Take this as an example. Lets say I have a protocol that does something like this: the first sequence of bits is a sequence of ASCII characters representing the date the data was created. The next one bit is a true/false bit indicating if the data is encoded or not and needs to be decoded. The next sequence of characters up until the escape character is ASCII version information. The binary would look like this:

Data :
12/1/07 False Version 9.0.0

Binary:
00110001001100100010111100110001
001011110011000000110111
10101011
00110010101110010011100110110100
10110111101101110001000000011100
100101110001100000010111000110000


Hexadecimal:
31322F312F3038AB32B939B4B7B7101C97181730



If I change that one bit flag than watch what happens:

Binary:
00110001001100100010111100110001
001011110011000000110111
0101011
00110010101110010011100110110100
10110111101101110001000000011100
100101110001100000010111000110000


Hexadecimal:
31322F312F30382B32B939B4B7B7101C97181730

It's not immediately apparent in the Hexadecimal that there is only one bit that is different - there's no way to tell without looking at the binary or thinking too hard about it that an entire byte is not different.
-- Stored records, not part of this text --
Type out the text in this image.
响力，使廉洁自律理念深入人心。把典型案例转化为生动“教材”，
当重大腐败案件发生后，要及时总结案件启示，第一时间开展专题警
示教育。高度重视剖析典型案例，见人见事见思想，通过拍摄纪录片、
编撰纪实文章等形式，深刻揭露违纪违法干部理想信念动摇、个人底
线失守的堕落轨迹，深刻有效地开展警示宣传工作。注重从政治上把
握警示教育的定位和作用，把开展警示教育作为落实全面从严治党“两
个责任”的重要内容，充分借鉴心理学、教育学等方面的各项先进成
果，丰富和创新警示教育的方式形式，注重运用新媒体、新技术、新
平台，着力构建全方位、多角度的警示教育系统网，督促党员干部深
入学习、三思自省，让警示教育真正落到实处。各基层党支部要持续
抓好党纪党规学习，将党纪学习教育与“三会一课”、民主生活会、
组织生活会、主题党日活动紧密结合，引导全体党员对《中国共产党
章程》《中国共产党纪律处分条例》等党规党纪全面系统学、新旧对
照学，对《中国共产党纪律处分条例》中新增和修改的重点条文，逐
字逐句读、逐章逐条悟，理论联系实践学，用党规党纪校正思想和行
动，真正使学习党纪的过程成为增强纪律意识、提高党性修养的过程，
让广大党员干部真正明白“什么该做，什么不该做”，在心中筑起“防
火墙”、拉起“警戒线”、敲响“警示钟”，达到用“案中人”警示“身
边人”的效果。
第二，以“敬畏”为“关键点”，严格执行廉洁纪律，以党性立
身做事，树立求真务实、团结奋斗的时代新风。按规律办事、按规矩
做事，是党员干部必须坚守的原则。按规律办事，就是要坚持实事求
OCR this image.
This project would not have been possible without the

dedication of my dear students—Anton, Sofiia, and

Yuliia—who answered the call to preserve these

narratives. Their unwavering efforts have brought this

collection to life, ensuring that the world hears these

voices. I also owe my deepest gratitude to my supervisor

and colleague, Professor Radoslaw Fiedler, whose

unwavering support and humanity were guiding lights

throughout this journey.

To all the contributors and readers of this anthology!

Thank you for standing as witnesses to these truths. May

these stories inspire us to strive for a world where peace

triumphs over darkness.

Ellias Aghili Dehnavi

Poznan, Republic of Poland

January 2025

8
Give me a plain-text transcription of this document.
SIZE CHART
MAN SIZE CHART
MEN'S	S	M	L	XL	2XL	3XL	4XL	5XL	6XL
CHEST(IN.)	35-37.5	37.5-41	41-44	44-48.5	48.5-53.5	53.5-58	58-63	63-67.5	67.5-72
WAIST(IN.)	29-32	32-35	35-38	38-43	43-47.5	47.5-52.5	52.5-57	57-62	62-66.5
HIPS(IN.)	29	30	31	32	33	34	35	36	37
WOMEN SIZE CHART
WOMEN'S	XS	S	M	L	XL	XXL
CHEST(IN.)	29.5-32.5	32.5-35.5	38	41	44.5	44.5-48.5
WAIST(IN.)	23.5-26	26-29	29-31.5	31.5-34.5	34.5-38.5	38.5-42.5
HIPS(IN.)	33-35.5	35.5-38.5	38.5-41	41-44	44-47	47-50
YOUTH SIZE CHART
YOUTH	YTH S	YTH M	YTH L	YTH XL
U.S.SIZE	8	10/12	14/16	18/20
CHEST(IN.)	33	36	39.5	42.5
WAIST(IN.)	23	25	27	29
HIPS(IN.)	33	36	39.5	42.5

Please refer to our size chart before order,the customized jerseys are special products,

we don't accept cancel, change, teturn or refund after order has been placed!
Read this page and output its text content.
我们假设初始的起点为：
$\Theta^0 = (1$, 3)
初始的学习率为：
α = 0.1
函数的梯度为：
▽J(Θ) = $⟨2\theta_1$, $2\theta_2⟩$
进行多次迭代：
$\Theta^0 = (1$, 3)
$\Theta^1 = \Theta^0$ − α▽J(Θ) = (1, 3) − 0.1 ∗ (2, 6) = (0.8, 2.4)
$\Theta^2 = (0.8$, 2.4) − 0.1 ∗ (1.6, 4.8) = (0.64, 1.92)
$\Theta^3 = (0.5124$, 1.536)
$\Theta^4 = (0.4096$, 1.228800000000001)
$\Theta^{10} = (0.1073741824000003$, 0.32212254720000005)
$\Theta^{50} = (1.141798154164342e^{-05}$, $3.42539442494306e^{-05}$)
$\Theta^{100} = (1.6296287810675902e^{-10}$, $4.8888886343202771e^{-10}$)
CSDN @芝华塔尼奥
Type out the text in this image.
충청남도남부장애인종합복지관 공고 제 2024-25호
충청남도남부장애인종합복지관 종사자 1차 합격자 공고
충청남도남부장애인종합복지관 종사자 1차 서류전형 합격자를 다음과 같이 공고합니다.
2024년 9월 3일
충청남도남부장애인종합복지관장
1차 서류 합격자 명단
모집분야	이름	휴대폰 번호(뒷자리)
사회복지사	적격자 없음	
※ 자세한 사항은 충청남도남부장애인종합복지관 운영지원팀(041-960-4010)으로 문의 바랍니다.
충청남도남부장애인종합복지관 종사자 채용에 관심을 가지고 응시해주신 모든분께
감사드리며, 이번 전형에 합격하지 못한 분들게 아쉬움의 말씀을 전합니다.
There becomes an even greater challenge when I try to align the two files if one file has an extra bit in there that the other doesn't - if I'm using a tool that views it in hexadecimal I can't just shift everything one bit to the right I have to shift it one entire byte to the right which means that in this particular protocol I couldn't see the ASCII characters that represent the version if I shift it (it would look like garbage if I converted the hexidecimal above to characters: +2?'?????????).
  • Avatar of JohnnyCasil
  • Comrade!
  • PipPipPipPip
  • Group: Premium Member
  • Joined: Jan 5, 2005
  • Posts: 453
I don't see where your problem is.  You cannot store an individual bit, only 1 byte.  The storage space of a boolean value is compiler dependent, but it is usually the native size for the CPU (32bit or 64bit).
  • The Shatmaster
  • Pip
  • Group: Premium Member
  • Joined: May 23, 2005
  • Posts: 168
I thought you could control individual bits - I didn't know you had to do it a byte at a time. Thanks johnny. Now that I know that my Hex Compare program will work just fine except that it only displays characters as ASCII instead of Unicode. It's not that big of a deal considering that most of the characters I'm looking for are among the first 128 but it would be nice to use unicode just in case there are special characters with accents and junk... I may end up writing a different program for parsing text out of the bytes.
Last Edit: December 30, 2007, 03:08:38 am by Fahrenheit Jr, Mr
  • Avatar of JohnnyCasil
  • Comrade!
  • PipPipPipPip
  • Group: Premium Member
  • Joined: Jan 5, 2005
  • Posts: 453
You can set multiple bits within a byte (ie Bit flags), but like you said, you still have to store the whole byte.  Also, I made an error in my previous post.  I said that boolean data types are usually 32bit.  As far as MSVS and Java are concerned they are both stored as an 8bit value.
  • The Shatmaster
  • Pip
  • Group: Premium Member
  • Joined: May 23, 2005
  • Posts: 168
That makes much more sense to me - why would you waste 32 bits on something that effectively only needs one?
  • Avatar of JohnnyCasil
  • Comrade!
  • PipPipPipPip
  • Group: Premium Member
  • Joined: Jan 5, 2005
  • Posts: 453
Alignment reasons.  It is easier for a 32bit CPU to only process 32bit values.  This article does a pretty good job explaining it if you are interested in the reading.  I just wasn't thinking when I said that it made it 32bit because I was thinking of alignment, but forgetting that for a 8bit value alignment doesn't really matter as far as read/write access goes.